Here, Twain clearly critiques the overly sentimental work created by women during the time with the use of hyperboles and satire. Due to Emmeline’s obsession over the idea of death, Huck jokes that “she was having a better time in the graveyard.” Nearly comical, Twain states that Emmeline would enjoy her life in death rather than if she was still alive. As Twain exaggerates Emmeline’s  romanticized work, he utilizes hyperbole to satirize the idea of women and their exhaustingly repetitive work of romantic writing. During the 19th century, women’s poetry would excessively equate death and gloomy/dark tones. As Emmeline’s work illustrates similar themes, she fulfills the social norms as a woman during the time.

Ultimately, Twain showcases Emmelines work more as exaggerated rather than sincere to demonstrate his critical view. Once the deceiving “king” decides to join a temperance revival, he manages to make profit upon the crowds naivety by acting as if he was a former pirate changing his ways to become a missionary. Twain critiques the ignorance of the religious people by illustrating how easy it is for them to believe such an overly exaggerated story.
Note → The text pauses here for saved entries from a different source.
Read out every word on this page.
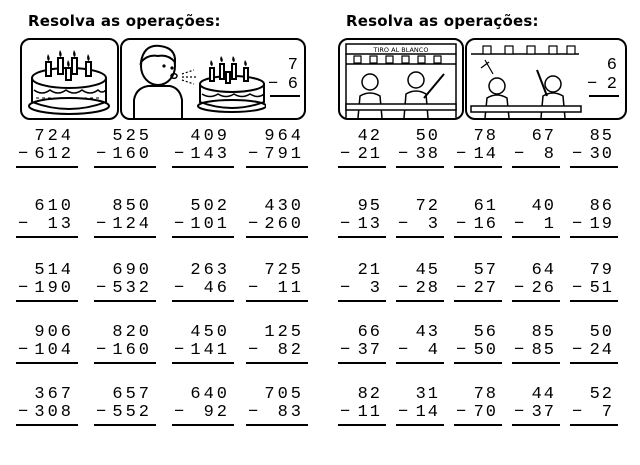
Resolva as operações:
7
− 6
Resolva as operações:
TIRO AL BLANCO
6
− 2
724
− 612
525
− 160
409
− 143
964
− 791
610
− 13
850
− 124
502
− 101
430
− 260
514
− 190
690
− 532
263
− 46
725
− 11
906
− 104
820
− 160
450
− 141
125
− 82
367
− 308
657
− 552
640
− 92
705
− 83
42
− 21
50
− 38
78
− 14
67
− 8
85
− 30
95
− 13
72
− 3
61
− 16
40
− 1
86
− 19
21
− 3
45
− 28
57
− 27
64
− 26
79
− 51
66
− 37
43
− 4
56
− 50
85
− 85
50
− 24
82
− 11
31
− 14
78
− 70
44
− 37
52
− 7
The kings use of false anecdote with undertones of greed, allows the readers to ridicule the crowd for being so blind and gullible.

  This fraud becomes even more humorous when Huck indicates that “everybody said ‘let him pass the hat around!,’ the preacher too.” It is ironic for someone as wise as a preacher to be foolish enough to agree with his crowd; someone so high in rank should be able to identify the such sinful intentions. As the king exploits the worshippers of their money, Twain exploits them of being so immersed in their faith that they fail to recognize the truth before them. Overall, Twain showcases how easily it is for a group of religious individuals, even a preacher who stands in high rank, to be fooled by such a hoax.When Sherburn, a man who had shot a drunk for a simple insult, returns home with a mob in means to lynch him, he begins to deliver a scolding speech in exploiting them of their cowardness, leaving them completely speechless. Twain criticizes the idea of mob mentality by labeling the mob as cowards who act as if they are powerful. With the appeals to logos, Sherburn brings to attention that the citizens had only tried to take justice after the murder because they had no courage and fear in trying to stop the incident from occurring.

This is what Twain attempts to satirize; when humanity finds an opportunity to grasp upon justice, they only do so if they know there would be no possibility of harm. Through explicit imagery, Sherburn states “you didn’t bring a man with you . . .

and you didn’t come in the dark and fetch your masks.” As Sherburn exposes of the townspeople who try to receive justice of the victim, it is because they have no courage to act upon the situation alone; they come as a mob to hide their true identity, like masks in the dark. Critiquing the mindset of mob mentality, Twain  reassures the audience that rather than acting upon the influence of others, they should act out upon the purpose for themselves.